Hi Doglover :-)

Ok, so you discovered that e-mail by accident. It is possible your friend is completely innocent...but your H's actions were still WAY out of line. People who send flirtatious e-mails/messages like that often end up in an A before they know it....therefore the danger.

I'm glad your friend told you how important her R w/you is...but I do think it's a good thing to limit their contact alone as well...just to be on the safe side.

You mentioned your H has a problem w/the time you spend on the computer...now that I can understand. I too had a BIG problem w/how much time my H would spend on the computer. It may seem like I spend an awful large amount of time on this myself...but I actually do that majority of my posting while I'm at the office...doing other things as well. My H would come home in the evening and play his computer game for hours on end...tuning the rest of the world out. I find I still become jealous when he's playing that game...and not spending time with me when he could be.

He's doing MUCH better now that I've brought this problem to light. But I've also learned to communicate more clearly with him if there's a time I really need him to be paying attention to our son, or if I would like him to sit down and watch a movie with me...whatever. One of my really big pet peeves was that he'd let his dinner sit and get cold because he was playing his game...after I had already told him (before he started playing) that dinner was almost ready.
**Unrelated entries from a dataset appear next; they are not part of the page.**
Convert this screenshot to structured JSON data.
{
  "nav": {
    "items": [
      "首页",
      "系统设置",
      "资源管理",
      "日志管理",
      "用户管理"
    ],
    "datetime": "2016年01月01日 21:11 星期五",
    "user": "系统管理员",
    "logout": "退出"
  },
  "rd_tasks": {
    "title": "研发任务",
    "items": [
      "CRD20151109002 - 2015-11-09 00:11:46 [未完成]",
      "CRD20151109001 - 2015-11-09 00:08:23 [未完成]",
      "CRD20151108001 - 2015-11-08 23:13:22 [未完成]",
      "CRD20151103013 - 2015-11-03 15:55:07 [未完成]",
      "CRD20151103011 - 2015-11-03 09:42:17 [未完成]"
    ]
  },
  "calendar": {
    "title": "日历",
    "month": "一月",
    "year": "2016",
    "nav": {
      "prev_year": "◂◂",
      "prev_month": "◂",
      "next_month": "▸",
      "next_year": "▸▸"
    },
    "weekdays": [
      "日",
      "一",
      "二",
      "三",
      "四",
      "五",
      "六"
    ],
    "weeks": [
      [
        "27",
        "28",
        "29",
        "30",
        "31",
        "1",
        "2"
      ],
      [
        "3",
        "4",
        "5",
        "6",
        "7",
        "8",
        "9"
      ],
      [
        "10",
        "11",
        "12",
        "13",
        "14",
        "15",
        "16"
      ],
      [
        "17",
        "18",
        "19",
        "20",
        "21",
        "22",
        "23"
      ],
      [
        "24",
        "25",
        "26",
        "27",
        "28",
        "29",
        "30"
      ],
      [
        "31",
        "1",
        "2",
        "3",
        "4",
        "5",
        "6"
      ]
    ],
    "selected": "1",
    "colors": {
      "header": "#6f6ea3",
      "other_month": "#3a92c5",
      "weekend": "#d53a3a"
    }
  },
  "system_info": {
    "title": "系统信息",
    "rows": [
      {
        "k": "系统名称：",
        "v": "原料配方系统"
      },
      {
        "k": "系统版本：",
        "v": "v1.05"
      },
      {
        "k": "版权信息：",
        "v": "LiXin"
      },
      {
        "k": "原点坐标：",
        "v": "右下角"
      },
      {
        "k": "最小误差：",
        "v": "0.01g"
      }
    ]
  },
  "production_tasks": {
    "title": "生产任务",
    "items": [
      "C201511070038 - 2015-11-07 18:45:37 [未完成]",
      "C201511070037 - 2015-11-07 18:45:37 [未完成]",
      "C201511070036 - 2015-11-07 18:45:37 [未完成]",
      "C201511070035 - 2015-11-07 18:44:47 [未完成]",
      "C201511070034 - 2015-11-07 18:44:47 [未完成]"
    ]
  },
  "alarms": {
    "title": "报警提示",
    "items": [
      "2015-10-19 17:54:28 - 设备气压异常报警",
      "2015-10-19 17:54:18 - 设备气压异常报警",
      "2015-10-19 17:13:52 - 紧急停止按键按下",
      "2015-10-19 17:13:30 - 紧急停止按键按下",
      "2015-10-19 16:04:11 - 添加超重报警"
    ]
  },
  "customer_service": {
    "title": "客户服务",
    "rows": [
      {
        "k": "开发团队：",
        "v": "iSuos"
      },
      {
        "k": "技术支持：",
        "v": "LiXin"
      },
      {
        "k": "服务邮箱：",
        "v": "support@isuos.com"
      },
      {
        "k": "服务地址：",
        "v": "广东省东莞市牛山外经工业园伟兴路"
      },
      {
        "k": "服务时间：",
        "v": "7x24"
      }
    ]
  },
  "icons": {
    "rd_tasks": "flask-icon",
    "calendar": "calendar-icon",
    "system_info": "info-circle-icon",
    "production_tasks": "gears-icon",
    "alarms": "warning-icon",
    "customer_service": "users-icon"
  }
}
To me, that was just rude.

That was a long way to say...I'm thinking your H needs some quality time with you. He wants your company...and if you are spending too much time on the computer, it's really hard for him to stand a chance at getting you in the mood isn't it?

You know...even if you don't post your list of needs/wants on here...just make a mental note of them for yourself...maybe jot them down in a notebook during the day when something comes to you. And then really put some thought into those things.

One thing I would definitely do is really examine whether or not you follow-through when you put him off. If you don't then sure, he's going to feel rejected, especially if he has an ED problem. Also, if he does have an ED problem, even if it's not a convenient time, think about taking care of him then...just because you love him. I mean...you seem to understand that his ego is fragile because of his ED right? I'm not saying you have to do that everytime, he's going to have to learn to give a bit too.

Well that's all the time I have for now...I'll check back in on your later :-)

GEL


Well behaved women rarely ever make history!